His daughter says, ‘My mother always spoke well of you. Though she did not speak of you much. She said, Jenneke, I do not want him to regard you as a mistake he must pay for; he was a young man far from home, and I a widow, and both of us wanted company. But as you say, a child never hears the whole of these matters, and that is why I have come to find out for myself what manner of man you are. Are you glad to see me?’
‘I am amazed,’ he says. ‘How could I have a daughter and not know it? When she was carrying you, how did she hide you?’
She shrugs. ‘As women do. She went away. She made a journey. I was born in another town.’
‘And she married the banker.’
‘Yes, it was a good chance for her. He was a kind man and made her no reproach, but he had sons from his first wife, he had no need of an Englishman’s daughter. I stayed with the nuns, who were good to me. Then my mother took me to Stephen Vaughan. Teach her English, she said, against the day.’
Against the day when the secret comes out. ‘How could Stephen know and say nothing?’ Each word she speaks seems to deepen his bewilderment. Though he has heard, of course, of cases like this. Men like him, who have been travellers; men like him who are not celibate saints: one day they are going about their lawful occasions and there is a knock on the door, and ‘Guess who?’ It was a joke with the cardinal, who claimed he had spawned bastards everywhere: whenever some squat rascal heaved into view, he would say, ‘Look, Thomas, one of yours.’
No joke now. He says, ‘You know Stephen Vaughan is here in London?’

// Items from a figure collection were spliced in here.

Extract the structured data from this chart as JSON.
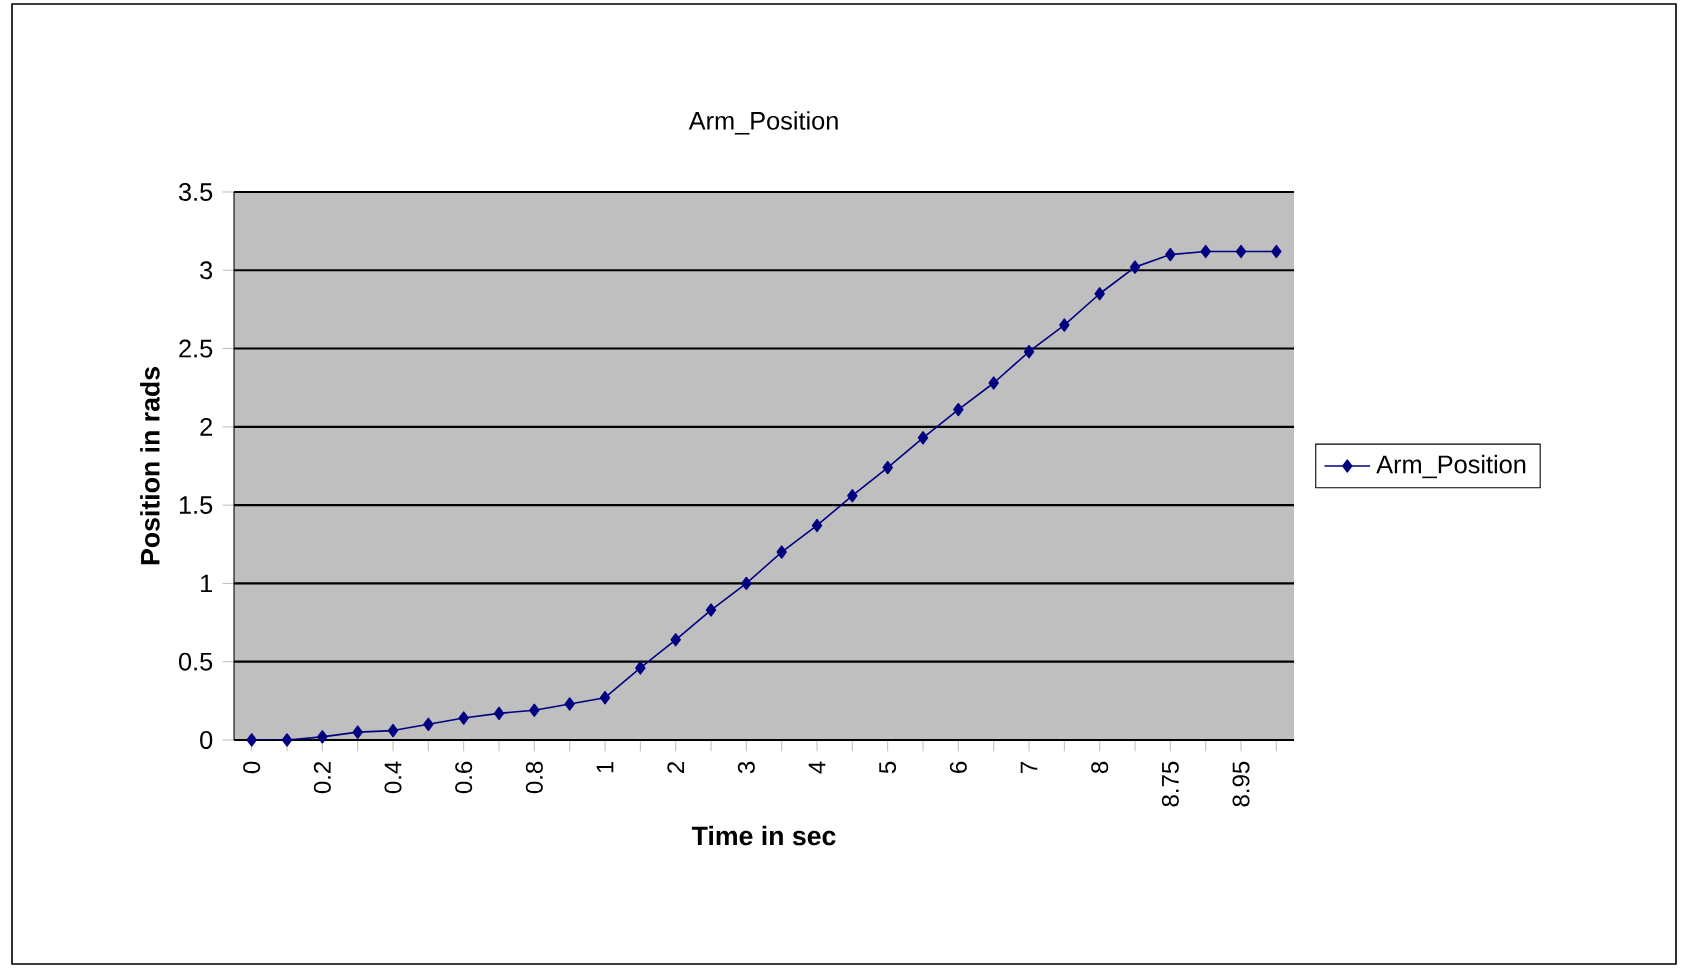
{
  "chart_data": {
    "type": "line",
    "title": "Arm_Position",
    "xlabel": "Time in sec",
    "ylabel": "Position in rads",
    "categories": [
      "0",
      null,
      "0.2",
      null,
      "0.4",
      null,
      "0.6",
      null,
      "0.8",
      null,
      "1",
      null,
      "2",
      null,
      "3",
      null,
      "4",
      null,
      "5",
      null,
      "6",
      null,
      "7",
      null,
      "8",
      null,
      "8.75",
      null,
      "8.95",
      null
    ],
    "series": [
      {
        "name": "Arm_Position",
        "color": "#000080",
        "values": [
          0,
          0,
          0.02,
          0.05,
          0.06,
          0.1,
          0.14,
          0.17,
          0.19,
          0.23,
          0.27,
          0.46,
          0.64,
          0.83,
          1.0,
          1.2,
          1.37,
          1.56,
          1.74,
          1.93,
          2.11,
          2.28,
          2.48,
          2.65,
          2.85,
          3.02,
          3.1,
          3.12,
          3.12,
          3.12
        ]
      }
    ],
    "ylim": [
      0,
      3.5
    ],
    "yticks": [
      0,
      0.5,
      1,
      1.5,
      2,
      2.5,
      3,
      3.5
    ],
    "grid": "y",
    "legend": "right",
    "marker": "diamond",
    "line_style": "solid"
  }
}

‘He will scold me,’ she says. ‘He intended to pick his good time and tell you himself. He said, Cromwell rises in the world, he has the ear of the king; he defends the gospel, he protects our sisters and brothers, and we should not carry fuel to the flames. He said, no name is too bad for his enemies to smear him – and if they know about you, Jenneke, they will call him a whoremaster too.’
‘True,’ he says.
‘But then he said, you do not want to be a nun, Jenneke, nuns are finished; so it is time you were wed. And your husband will need to know who you are, or we can make but a poor bargain – you are a bastard, but you are not just any bastard. We must sound out my lord your father, we must prepare him. But then this trouble broke out. And I did not want to wait any longer.’
When he held out his hands to her, she had not risen to take them; she had kept her seat and kept her countenance, and he admires her for it. He searches for Anselma in her but can only find himself. He thinks, why did you not come early? Time was when I was a different sort of man. Time was, I would bound into my own house and run upstairs singing. Even last year I was different, before I met Wolsey’s daughter: before she cut me to the quick, and the wound healed and scarred.